# Fall River: City workers respond to Correia’s defeat



## kwflatbed (Dec 29, 2004)

By Michael Holtzman
*Herald News Staff Reporter*
Posted Sep 16, 2009 @ 11:30 PM
Last update Sep 17, 2009 @ 05:24 AM

Fall River -

Inside Government Center, the day after voters rejected Robert Correia, the first-term incumbent mayor and 30-year state representative, the mood was quietly reflected by snippets of conversation and an occasional gesture.

"Off the record?" one clerical worker asked. She beamed and flipped two thumbs up.
"Morale's gone up 150 percent," said a nearby co-worker of more than 10 years, stating that fear of consequences stymied attribution.

"We're just happy that this is going to be over soon because we've been treated like crap the whole time," that worker said of a new mayor taking office in January.

"I am thrilled to death, because he's a tyrant. I'm glad to be rid of him," said Claudia Mello, who's worked in the auditor's office for a decade, said.

A city resident, Mello said she supported City Councilor Cathy Ann Viveiros, who finished first and faces Taunton City Attorney William Flanagan, the second-place finisher, in a Nov. 3 runoff for mayor.

Correia finished third with 2,776 votes, trailing Flanagan by 268 votes and Viveiros by 737.

"The total fear people have in this building is absolutely ridiculous," one worker of two decades said outside Government Center.

When the employee was asked if fear of retribution was the reason for speaking anonymously, the person said, "Absolutely."

"Everybody is ecstatic," the city employee said, adding, "I don't know about department heads."

Full Story and Video:

City workers respond to Correia?s defeat - Fall River, MA - The Herald News


----------



## fra444 (Nov 23, 2008)

OUTSTANDING!!! Maybe we can get the LEO's and bucket heads back on the job!!!


----------



## BRION24 (Sep 19, 2008)

Hey Fra finally some good news for the River.


----------



## fra444 (Nov 23, 2008)

Thanks mtc, and YES Brion!! Very good news.
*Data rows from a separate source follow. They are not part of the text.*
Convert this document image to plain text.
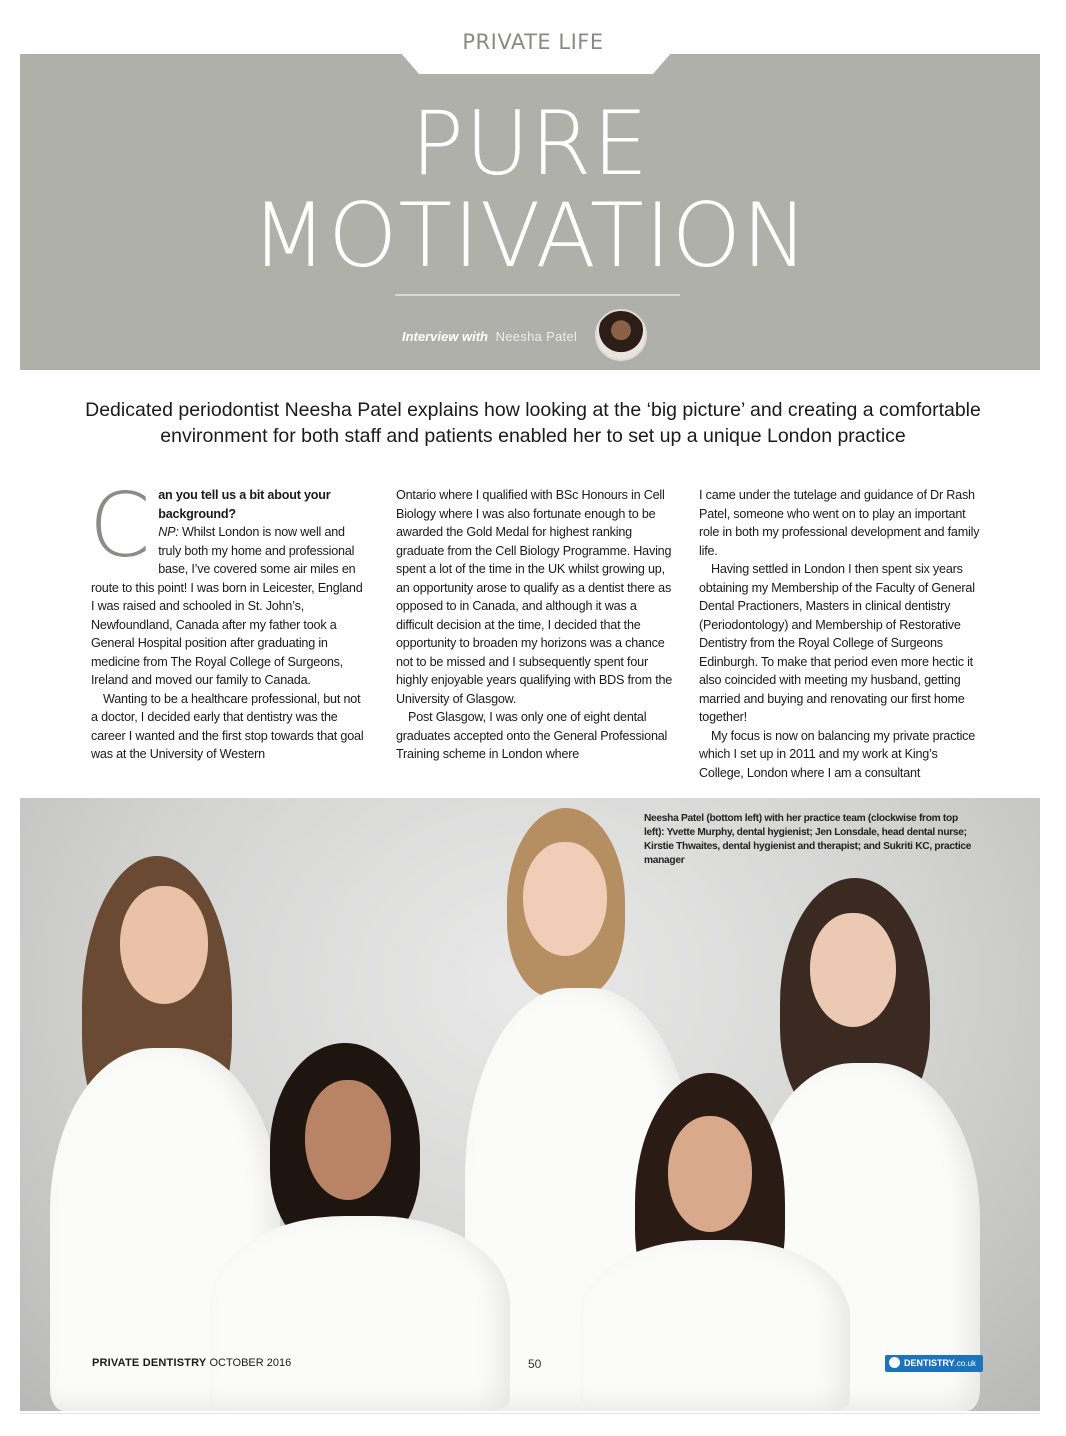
PRIVATE LIFE
PURE
MOTIVATION
Interview with Neesha Patel
Dedicated periodontist Neesha Patel explains how looking at the ‘big picture’ and creating a comfortable environment for both staff and patients enabled her to set up a unique London practice
C an you tell us a bit about your background?
NP: Whilst London is now well and truly both my home and professional base, I’ve covered some air miles en route to this point! I was born in Leicester, England I was raised and schooled in St. John’s, Newfoundland, Canada after my father took a General Hospital position after graduating in medicine from The Royal College of Surgeons, Ireland and moved our family to Canada.

Wanting to be a healthcare professional, but not a doctor, I decided early that dentistry was the career I wanted and the first stop towards that goal was at the University of Western

Ontario where I qualified with BSc Honours in Cell Biology where I was also fortunate enough to be awarded the Gold Medal for highest ranking graduate from the Cell Biology Programme. Having spent a lot of the time in the UK whilst growing up, an opportunity arose to qualify as a dentist there as opposed to in Canada, and although it was a difficult decision at the time, I decided that the opportunity to broaden my horizons was a chance not to be missed and I subsequently spent four highly enjoyable years qualifying with BDS from the University of Glasgow.

Post Glasgow, I was only one of eight dental graduates accepted onto the General Professional Training scheme in London where

I came under the tutelage and guidance of Dr Rash Patel, someone who went on to play an important role in both my professional development and family life.

Having settled in London I then spent six years obtaining my Membership of the Faculty of General Dental Practioners, Masters in clinical dentistry (Periodontology) and Membership of Restorative Dentistry from the Royal College of Surgeons Edinburgh. To make that period even more hectic it also coincided with meeting my husband, getting married and buying and renovating our first home together!

My focus is now on balancing my private practice which I set up in 2011 and my work at King’s College, London where I am a consultant

Neesha Patel (bottom left) with her practice team (clockwise from top left): Yvette Murphy, dental hygienist; Jen Lonsdale, head dental nurse; Kirstie Thwaites, dental hygienist and therapist; and Sukriti KC, practice manager
PRIVATE DENTISTRY OCTOBER 2016	50	DENTISTRY.co.uk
The only question is how much damage will that vindictive bastard do from now until January!! He is a controlling nasty individual and I'm sure he will try something to get even with those he has deemed, "Betrayed him!!"


----------



## BRION24 (Sep 19, 2008)

I heard he is already trying to lay off some of your guys again after you took an 8% pay cut and received grant money specific for bringing officers back.


----------



## fra444 (Nov 23, 2008)

I believe we took the biggest number in the lay off because we wouldn't take the 8% cut after backing him in the first election. He saw that as betrayal and made us suffer! JACKASS!!


----------